To address the dual challenges of insufficient robustness in remote state estimation (RSE) for IoT consumer electronics under denial-of-service (DoS) attacks and stringent edge-resource constraints, this paper models the interaction between devices and attackers as a zero-sum game and proposes a distributed joint estimation framework based on Minimax-DQN. It is the first work to introduce Minimax-DQN into adversarial RSE settings, replacing conventional Q-tables with Q-networks and compressing the action space to accelerate Nash equilibrium (NE) convergence. Two architectures—centralized and distributed—are designed, integrating Kalman filtering with open-loop and closed-loop DoS attack models. Experiments demonstrate that the proposed method significantly improves both the recovery speed and stability of the RSE error covariance, while achieving superior NE convergence efficiency and estimation robustness compared to state-of-the-art approaches.

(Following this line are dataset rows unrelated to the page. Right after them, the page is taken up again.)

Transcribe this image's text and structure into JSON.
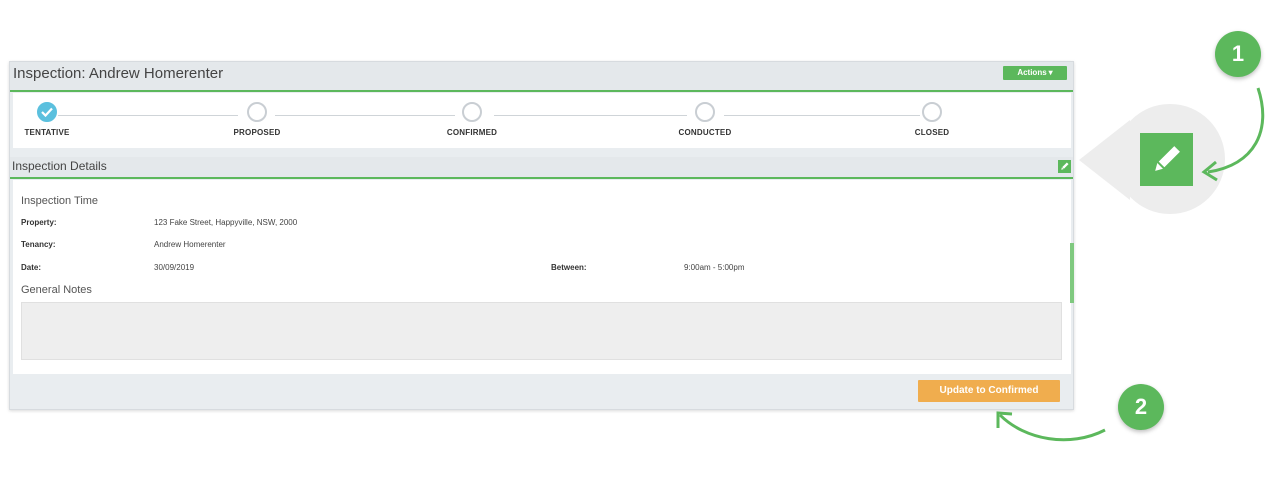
{
  "header": {
    "title": "Inspection: Andrew Homerenter",
    "actions_label": "Actions"
  },
  "steps": [
    {
      "label": "TENTATIVE",
      "status": "complete"
    },
    {
      "label": "PROPOSED",
      "status": "pending"
    },
    {
      "label": "CONFIRMED",
      "status": "pending"
    },
    {
      "label": "CONDUCTED",
      "status": "pending"
    },
    {
      "label": "CLOSED",
      "status": "pending"
    }
  ],
  "details": {
    "section_title": "Inspection Details",
    "time_heading": "Inspection Time",
    "property_label": "Property:",
    "property_value": "123 Fake Street, Happyville, NSW, 2000",
    "tenancy_label": "Tenancy:",
    "tenancy_value": "Andrew Homerenter",
    "date_label": "Date:",
    "date_value": "30/09/2019",
    "between_label": "Between:",
    "between_value": "9:00am - 5:00pm",
    "notes_heading": "General Notes",
    "notes_value": ""
  },
  "footer": {
    "update_label": "Update to Confirmed"
  },
  "annotations": {
    "badge_1": "1",
    "badge_2": "2"
  },
  "colors": {
    "accent_green": "#5cb85c",
    "step_complete": "#5bc0de",
    "update_orange": "#f0ad4e"
  },
  "icons": {
    "actions_chevron": "chevron-down-icon",
    "step_done": "check-icon",
    "edit": "pencil-icon"
  }
}
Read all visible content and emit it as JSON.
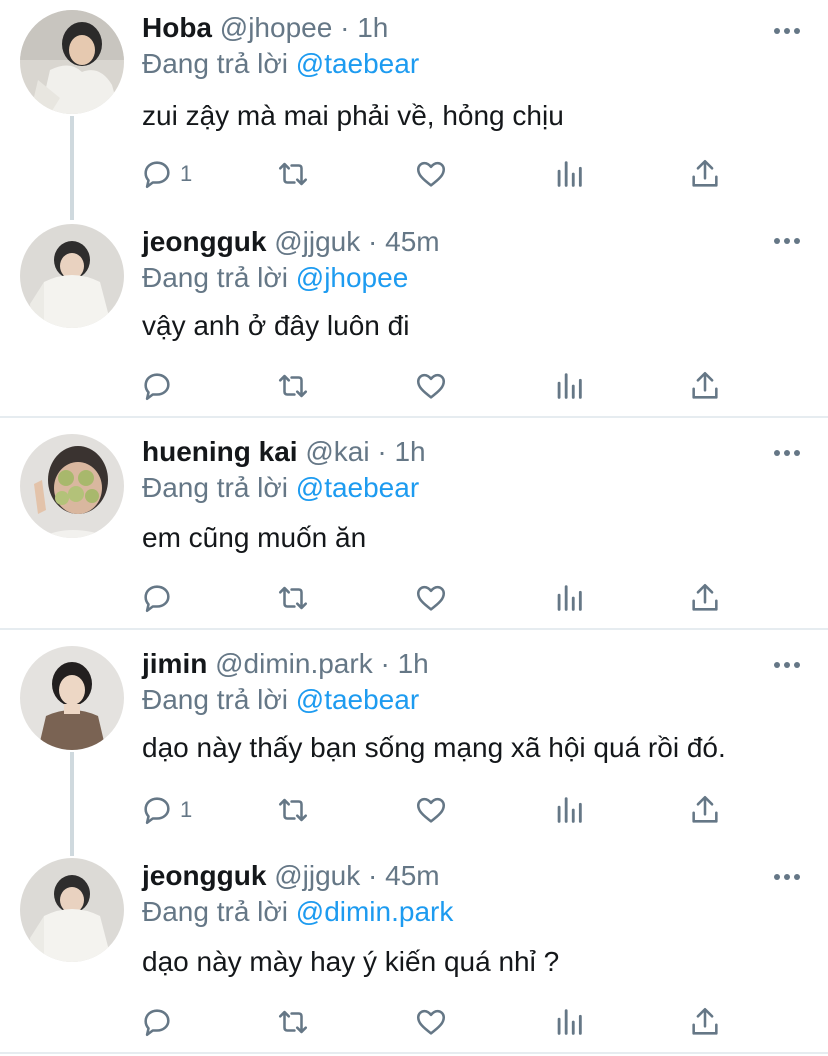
{
  "reply_prefix": "Đang trả lời",
  "tweets": [
    {
      "name": "Hoba",
      "handle": "@jhopee",
      "time": "1h",
      "reply_to": "@taebear",
      "text": "zui zậy mà mai phải về, hỏng chịu",
      "reply_count": "1"
    },
    {
      "name": "jeongguk",
      "handle": "@jjguk",
      "time": "45m",
      "reply_to": "@jhopee",
      "text": "vậy anh ở đây luôn đi",
      "reply_count": ""
    },
    {
      "name": "huening kai",
      "handle": "@kai",
      "time": "1h",
      "reply_to": "@taebear",
      "text": "em cũng muốn ăn",
      "reply_count": ""
    },
    {
      "name": "jimin",
      "handle": "@dimin.park",
      "time": "1h",
      "reply_to": "@taebear",
      "text": "dạo này thấy bạn sống mạng xã hội quá rồi đó.",
      "reply_count": "1"
    },
    {
      "name": "jeongguk",
      "handle": "@jjguk",
      "time": "45m",
      "reply_to": "@dimin.park",
      "text": "dạo này mày hay ý kiến quá nhỉ ?",
      "reply_count": ""
    }
  ],
  "separator": "·",
  "colors": {
    "accent": "#1d9bf0",
    "muted": "#657786",
    "text": "#14171a",
    "divider": "#e6ecf0"
  }
}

In electronic consumer Internet of Things (IoT), consumer electronic devices as edge devices require less computational overhead and the remote state estimation (RSE) of consumer electronic devices is always at risk of denial-of-service (DoS) attacks. Therefore, the adversarial strategy between consumer electronic devices and DoS attackers is critical. This paper focuses on the adversarial strategy between consumer electronic devices and DoS attackers in IoT-enabled RSE Systems. We first propose a remote joint estimation model for distributed measurements to effectively reduce consumer electronic device workload and minimize data leakage risks. The Kalman filter is deployed on the remote estimator, and the DoS attacks with open-loop as well as closed-loop are considered. We further introduce advanced reinforcement learning techniques, including centralized and distributed Minimax-DQN, to address high-dimensional decision-making challenges in both open-loop and closed-loop scenarios. Especially, the Q-network instead of the Q-table is used in the proposed approaches, which effectively solves the challenge of Q-learning. Moreover, the proposed distributed Minimax-DQN reduces the action space to expedite the search for Nash Equilibrium (NE). The experimental results validate that the proposed model can expeditiously restore the RSE error covariance to a stable state in the presence of DoS attacks, exhibiting notable attack robustness. The proposed centralized and distributed Minimax-DQN effectively resolves the NE in both open and closed-loop case, showcasing remarkable performance in terms of convergence. It reveals that substantial advantages in both efficiency and stability are achieved compared with the state-of-the-art methods.